Кириллов заехал за мной в три часа утра и перепутал звонок: ему открыла голая бухая малышка. Когда я через глазок понял ошибку и выскочил в предбанник, передо мной мелькнула только очаровательная попка с красной веревочкой посередине — дверь захлопнулась. Я требовал вернуть летчика, но барышня посоветовала идти спать. Я пригрозил милицией — Кириллова с трудом отдали.
Чувашия!.. Благословенный край! Женственные холмистые просторы. Еще не выжженная степь звенела райскими звуками. Волга!.. Мы решили искупаться. На горизонте небо целовалось с голубой водой — второго берега не видно. Чистейшая река — пароходы нынче плавают редко — медленно зарастала волнистыми водорослями. И тишина. Ни тракторов, ни крестьян, ни крупных рогатых скотов, лишь возле дороги на веревке бродила одинокая коза. Кириллов сделал стойку на руках и сказал вниз головой:
— Все-таки надо ехать, ждут, так сказать.
На шоссе Кириллов разогнался.
Молодой летчик А. Кириллов.
— Превышаем, — заметил я скромно. — Так и на кладбище недолго. Сынок ваш чуть не угодил…

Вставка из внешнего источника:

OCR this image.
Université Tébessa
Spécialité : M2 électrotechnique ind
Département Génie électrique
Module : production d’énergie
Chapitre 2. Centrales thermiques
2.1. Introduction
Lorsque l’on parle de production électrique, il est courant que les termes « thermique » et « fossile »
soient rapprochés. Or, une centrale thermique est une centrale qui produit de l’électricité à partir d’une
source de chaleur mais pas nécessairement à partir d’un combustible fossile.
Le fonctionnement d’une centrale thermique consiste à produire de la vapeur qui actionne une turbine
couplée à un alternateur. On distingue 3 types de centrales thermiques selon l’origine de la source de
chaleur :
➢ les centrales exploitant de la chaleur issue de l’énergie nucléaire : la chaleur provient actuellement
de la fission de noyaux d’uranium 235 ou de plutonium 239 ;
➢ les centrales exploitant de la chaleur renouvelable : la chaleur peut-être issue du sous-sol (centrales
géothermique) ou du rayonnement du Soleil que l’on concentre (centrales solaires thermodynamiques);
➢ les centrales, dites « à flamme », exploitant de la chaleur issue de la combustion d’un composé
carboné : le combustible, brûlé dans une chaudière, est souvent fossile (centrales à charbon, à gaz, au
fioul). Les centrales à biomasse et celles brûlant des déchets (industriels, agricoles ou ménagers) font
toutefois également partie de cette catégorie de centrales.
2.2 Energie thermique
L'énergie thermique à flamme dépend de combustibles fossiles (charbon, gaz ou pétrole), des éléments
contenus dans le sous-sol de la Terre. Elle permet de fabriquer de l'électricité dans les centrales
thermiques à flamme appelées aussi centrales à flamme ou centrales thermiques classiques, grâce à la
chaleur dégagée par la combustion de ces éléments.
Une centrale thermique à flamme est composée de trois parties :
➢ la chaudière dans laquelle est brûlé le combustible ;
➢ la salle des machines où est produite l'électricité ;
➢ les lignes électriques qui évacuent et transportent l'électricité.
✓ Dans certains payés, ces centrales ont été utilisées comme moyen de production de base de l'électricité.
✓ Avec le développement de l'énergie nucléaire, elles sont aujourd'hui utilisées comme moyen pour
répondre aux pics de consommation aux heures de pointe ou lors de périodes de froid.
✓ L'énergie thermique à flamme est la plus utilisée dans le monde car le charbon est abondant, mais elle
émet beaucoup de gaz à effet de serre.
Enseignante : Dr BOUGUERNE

Кириллов сбросил газ и сказал через паузу:
— Сережа — не превысил. Он сам себя изуродовал…
— ?..
Сын жил с матерью. После армии Кириллов определил его в институт. По субботам ходил с ним в баню — обычные отношения папы выходного дня с сыном: как дела, что с учебой, есть ли девушка? Однажды что-то Кириллова насторожило. На всякий случай позвонил декану-товарищу, оказалось, сын полгода не появляется в институте. Кириллов решил: пришло время как следует продуть сыну мозги. Но Сережа позвонил первым: «Я есть хочу». Кириллов понял — что-то не то. Когда примчался, мозги продувать было поздно. Сын выколол себе глаз и отрубил руку. Кириллов вызвал «скорую», а с отрубленной еще теплой кистью понесся во двор — сохранить ее в холоде — в снегу, во льду… Но понял, что это не кино.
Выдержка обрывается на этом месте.